Facts
The assessee appealed against a CIT(A) order for AY 2017-18, arising from an assessment under Section 143(3). A key ground was the violation of natural justice, as the CIT(A) passed an ex-parte order after issuing two notices within a month. The assessee claimed unawareness of these notices, despite having complied with the initial assessment proceedings.
Held
The Tribunal found that the assessee was not given a reasonable opportunity of hearing. Considering the quick issuance of notices and the possibility of non-deliberate non-compliance, especially with new faceless procedures, the Tribunal set aside the ex-parte order. The appeal was restored to the CIT(A) for fresh adjudication after providing the assessee with reasonable opportunity.
Key Issues
Whether the CIT(A) violated principles of natural justice by passing an ex-parte order without providing sufficient opportunity of hearing to the assessee.
Sections Cited
Section 143(3), Section 250
AI-generated summary — verify with the full judgment below
Income Tax Appellate Tribunal, DELHI BENCH “F” DELHI
Before: SHRI PRADIP KUMAR KEDIA & SHRI SUDHIR KUMAR
PER PRADIP KUMAR KEDIA - A.M.: The captioned appeal has been filed by the assessee against the order of the Commissioner of Income Tax (Appeals)-National Faceless Appeal Centre, Delhi (‘CIT(A)’ in short) dated 13.09.2023 arising from the assessment order dated 10.12.2019 passed under Section 143(3) of the Income Tax Act, 1961 (the Act) concerning AY 2017-18.

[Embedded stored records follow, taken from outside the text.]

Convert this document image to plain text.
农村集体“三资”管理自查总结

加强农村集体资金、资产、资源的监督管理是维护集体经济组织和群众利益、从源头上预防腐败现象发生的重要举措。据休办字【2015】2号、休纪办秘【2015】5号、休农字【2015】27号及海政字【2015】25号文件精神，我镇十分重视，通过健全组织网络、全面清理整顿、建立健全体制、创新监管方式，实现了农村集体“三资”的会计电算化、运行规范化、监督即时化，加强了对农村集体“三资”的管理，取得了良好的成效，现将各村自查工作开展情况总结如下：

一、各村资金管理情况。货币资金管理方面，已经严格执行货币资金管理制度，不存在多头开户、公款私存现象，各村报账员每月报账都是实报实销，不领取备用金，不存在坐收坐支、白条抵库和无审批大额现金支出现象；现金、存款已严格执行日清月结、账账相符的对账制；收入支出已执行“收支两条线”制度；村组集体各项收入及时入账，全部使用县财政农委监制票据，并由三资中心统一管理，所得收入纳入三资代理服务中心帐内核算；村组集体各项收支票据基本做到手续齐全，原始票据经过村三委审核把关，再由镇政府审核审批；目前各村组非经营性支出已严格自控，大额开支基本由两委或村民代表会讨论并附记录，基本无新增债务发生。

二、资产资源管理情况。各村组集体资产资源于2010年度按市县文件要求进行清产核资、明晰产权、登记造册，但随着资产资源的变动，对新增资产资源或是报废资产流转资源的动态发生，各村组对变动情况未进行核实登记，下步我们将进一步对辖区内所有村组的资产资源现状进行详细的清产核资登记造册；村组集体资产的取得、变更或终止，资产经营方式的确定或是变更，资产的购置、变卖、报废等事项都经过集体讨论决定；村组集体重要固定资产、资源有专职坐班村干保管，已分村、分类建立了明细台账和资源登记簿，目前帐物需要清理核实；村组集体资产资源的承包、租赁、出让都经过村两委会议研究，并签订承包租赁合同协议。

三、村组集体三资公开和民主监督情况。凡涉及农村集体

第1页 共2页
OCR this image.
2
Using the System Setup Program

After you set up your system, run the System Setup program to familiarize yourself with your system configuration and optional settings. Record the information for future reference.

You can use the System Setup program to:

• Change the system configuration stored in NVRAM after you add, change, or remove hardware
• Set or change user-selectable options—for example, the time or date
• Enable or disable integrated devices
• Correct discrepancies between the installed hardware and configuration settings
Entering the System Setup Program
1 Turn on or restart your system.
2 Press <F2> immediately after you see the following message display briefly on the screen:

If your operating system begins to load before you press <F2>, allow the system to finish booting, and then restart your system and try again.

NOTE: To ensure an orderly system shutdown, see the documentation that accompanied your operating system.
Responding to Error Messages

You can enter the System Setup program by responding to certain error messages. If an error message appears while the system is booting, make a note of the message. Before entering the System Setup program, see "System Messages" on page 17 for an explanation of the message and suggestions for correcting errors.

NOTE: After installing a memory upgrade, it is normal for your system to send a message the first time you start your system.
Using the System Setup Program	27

The assessee has raised several grounds to challenge the order of the CIT(A)-NFAC. One of the grounds pertained to violation of principles of natural justice by denying sufficient opportunity and passing ex-parte order by the CIT(A).
When the matter was called for hearing, the ld. counsel submitted that from the text and tenure of the appellate order, it would be self evident that the reasonable opportunity of hearing was not given to the assessee at all and the first appellate proceedings were completed in a hurry, solely relying upon the assessment order. The ld. counsel thus submitted that such lack of opportunity to the assessee has resulted in miscarriage of justice. The ld. counsel thus urged for suitable relief in the matter.
The ld. DR for the Revenue referred to and relied upon the first appellate order.
We have carefully considered the rival submissions and perused the first appellate order as well as the assessment order.
From the first paragraph of the order passed under Section 250 of the Act, it appears that two notices were issued to discuss the grievances raised by the assessee. The first notice was issued on 19.07.2023 and another notice was issued within one month on 17.08.2023. Non- compliance of these two notices has resulted in ex-parte order by the CIT(A).
6.1 In this regard, we take note of the plea of the assessee that the notice was issued one after another on two occasions as noted above and the assessee was not aware of such issuance of notices. It is not a case that the assessee is a habitual defaulter. The assessee has duly attended that assessment proceedings and the assessment was framed under Section 143(3) of the Act in view of compliances made. Thus, no presumption can be drawn that the non-compliance has occurred deliberately.
6.2 The assessee also contends that high pitched assessment has been framed and it was solely in the interest of the assessee to promptly attend the proceedings as early as possible. Thus non-attendance occurred before the CIT(A) is rather detrimental to the interest of the assessee. Thus, no culpability can be envisaged in the factual matrix.
On appraisal, we find force in the assertions made on behalf of the assessee. As noted, the notices have been issued on two occasions within a span of one month. There can be variety of reasons for non-compliance including compliances through digital eco-system in vogue and faceless appeal proceedings recently introduced and replaced by earlier manual dispensation. No a deliberate motive cannot per se be imputed. The plea of the assessee thus deserves to be viewed in a benign manner.
Hence, in order to prevent miscarriage of justice and to set right procedural impropriety, we consider it expedient to set aside the ex-parte order passed by the CIT(A) and restore the appeal before the CIT(A) for fresh adjudication in accordance with law after giving reasonable opportunity to the assessee. The assessee is also cautioned to attend the first appellate proceedings diligently without any demur.
In the result, the appeal of the assessee is allowed for statistical purposes. Order was pronounced in the open Court on 6th May, 2024.